Emi Chance Scholarship for Aspiring Artists
Emiko “Emi” Chance née Oshimi was born in Japan on Oct. 1, 1935. From the time she was a young girl, she wanted to come to the United States. She held a fascination for America, and began to learn English when she was just 7 by secretly listening to a radio show against her parents’ wishes. World War II had just ended and there was resentment and bitterness against the gaijin (foreigners) who were responsible for killing her two younger brothers in a bombing raid. Still a child, Chance had much interest in the country far across the big ocean, which, her father said, “had yellow-haired and blue-eyed people who spoke another language.”
Chance excelled in school, graduating from high school as valedictorian. She wanted to continue on to college, to formally study art and theatre, but her parents forbid it. Now as the only remaining child, it was the expected tradition that she must remain single and live with them, caring for them until their death. Arguments were carried on, back and forth. Unable to reach a compromise, Chance left her home to work at the U.S. Military in Atsugi, Japan. There, she eventually met and married her husband, Winston Jr.
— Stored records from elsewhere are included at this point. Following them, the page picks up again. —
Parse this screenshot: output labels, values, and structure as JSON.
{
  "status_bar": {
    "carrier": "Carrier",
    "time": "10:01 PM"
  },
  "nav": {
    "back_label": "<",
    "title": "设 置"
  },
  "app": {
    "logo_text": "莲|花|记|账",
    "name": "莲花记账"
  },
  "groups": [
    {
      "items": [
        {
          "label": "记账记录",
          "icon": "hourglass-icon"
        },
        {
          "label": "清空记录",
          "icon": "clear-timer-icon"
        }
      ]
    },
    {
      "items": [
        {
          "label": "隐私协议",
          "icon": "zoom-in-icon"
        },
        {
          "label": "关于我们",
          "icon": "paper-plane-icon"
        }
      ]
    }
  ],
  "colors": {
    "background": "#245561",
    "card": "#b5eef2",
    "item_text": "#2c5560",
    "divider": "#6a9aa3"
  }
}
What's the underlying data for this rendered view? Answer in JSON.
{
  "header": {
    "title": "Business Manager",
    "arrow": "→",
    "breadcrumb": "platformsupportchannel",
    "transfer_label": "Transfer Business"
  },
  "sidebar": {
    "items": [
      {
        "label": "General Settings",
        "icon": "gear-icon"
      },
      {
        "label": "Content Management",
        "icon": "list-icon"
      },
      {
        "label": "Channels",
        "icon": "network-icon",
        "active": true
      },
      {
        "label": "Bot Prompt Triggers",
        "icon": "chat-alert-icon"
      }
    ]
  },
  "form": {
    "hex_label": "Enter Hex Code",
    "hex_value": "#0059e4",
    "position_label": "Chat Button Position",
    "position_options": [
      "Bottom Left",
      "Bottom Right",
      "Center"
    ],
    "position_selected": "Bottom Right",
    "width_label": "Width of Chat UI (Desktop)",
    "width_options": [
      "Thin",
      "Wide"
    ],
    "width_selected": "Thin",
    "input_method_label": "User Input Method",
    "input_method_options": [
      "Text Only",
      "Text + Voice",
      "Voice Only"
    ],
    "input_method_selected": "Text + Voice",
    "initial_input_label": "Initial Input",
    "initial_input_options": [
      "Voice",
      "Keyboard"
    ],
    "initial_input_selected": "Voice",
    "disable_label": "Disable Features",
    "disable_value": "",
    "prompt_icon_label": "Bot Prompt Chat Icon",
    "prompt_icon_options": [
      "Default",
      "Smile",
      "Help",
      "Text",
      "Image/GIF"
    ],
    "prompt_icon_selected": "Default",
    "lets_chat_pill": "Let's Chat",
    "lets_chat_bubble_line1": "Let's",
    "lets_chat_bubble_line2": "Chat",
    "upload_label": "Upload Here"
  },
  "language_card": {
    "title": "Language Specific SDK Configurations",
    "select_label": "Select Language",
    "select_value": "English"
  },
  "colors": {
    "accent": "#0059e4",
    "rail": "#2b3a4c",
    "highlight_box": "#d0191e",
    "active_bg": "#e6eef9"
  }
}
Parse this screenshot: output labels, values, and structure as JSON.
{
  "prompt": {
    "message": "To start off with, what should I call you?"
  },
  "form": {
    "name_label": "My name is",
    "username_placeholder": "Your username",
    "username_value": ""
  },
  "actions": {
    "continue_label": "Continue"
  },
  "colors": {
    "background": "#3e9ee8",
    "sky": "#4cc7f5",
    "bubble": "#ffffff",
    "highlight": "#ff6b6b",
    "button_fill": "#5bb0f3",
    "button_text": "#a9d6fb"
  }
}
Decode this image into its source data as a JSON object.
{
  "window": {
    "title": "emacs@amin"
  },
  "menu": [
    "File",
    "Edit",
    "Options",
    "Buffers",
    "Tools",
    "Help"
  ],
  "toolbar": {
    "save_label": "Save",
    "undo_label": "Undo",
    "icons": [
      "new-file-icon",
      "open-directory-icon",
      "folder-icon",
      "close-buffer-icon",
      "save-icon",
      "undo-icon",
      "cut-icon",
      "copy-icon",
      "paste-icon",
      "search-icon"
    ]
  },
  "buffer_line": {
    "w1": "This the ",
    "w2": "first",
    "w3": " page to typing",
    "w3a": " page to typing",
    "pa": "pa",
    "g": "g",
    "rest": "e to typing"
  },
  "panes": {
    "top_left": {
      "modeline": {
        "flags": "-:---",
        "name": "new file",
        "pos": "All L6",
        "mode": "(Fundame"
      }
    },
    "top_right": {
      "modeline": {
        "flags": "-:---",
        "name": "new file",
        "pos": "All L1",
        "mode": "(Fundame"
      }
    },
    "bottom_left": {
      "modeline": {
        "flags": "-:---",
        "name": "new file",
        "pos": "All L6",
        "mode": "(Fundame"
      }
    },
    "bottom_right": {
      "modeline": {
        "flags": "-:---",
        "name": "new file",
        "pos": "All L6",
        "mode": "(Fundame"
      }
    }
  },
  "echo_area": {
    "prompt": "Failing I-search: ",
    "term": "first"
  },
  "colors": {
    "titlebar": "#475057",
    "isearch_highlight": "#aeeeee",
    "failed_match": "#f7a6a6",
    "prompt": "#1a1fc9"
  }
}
They came to the U.S. to live in 1960 and arrived in Alaska in 1970. It was then that Chance became involved in the Anchorage Museum, as a shop volunteer, translator and docent. She averaged 500-600 hours of volunteering there a year. Also, she began pursuing her artwork in earnest, trying numerous mediums. She placed and won honorable mentions in some juried art shows.
Painting was her joy, her “therapy,” showing her wonder, her sorrow and her beauty. Painting was how she gave form and expression to her life, and to the many facets of her personality. Painting was her passion, even until the very end.
Chance died in 1994. She was a vibrant, talented and ever-curious woman. She was a creative and adventurous individual who dared to take risks, forging ahead on her own path, never letting convention impose its limiting restraints on her inspiration and ideas. She and her artwork were, in her own words, “one of a kind.”
This memorial scholarship is set up as an ongoing tribute to her life’s energy and work. It is intended to help aspiring artists fulfill their dreams, in a way that she could not.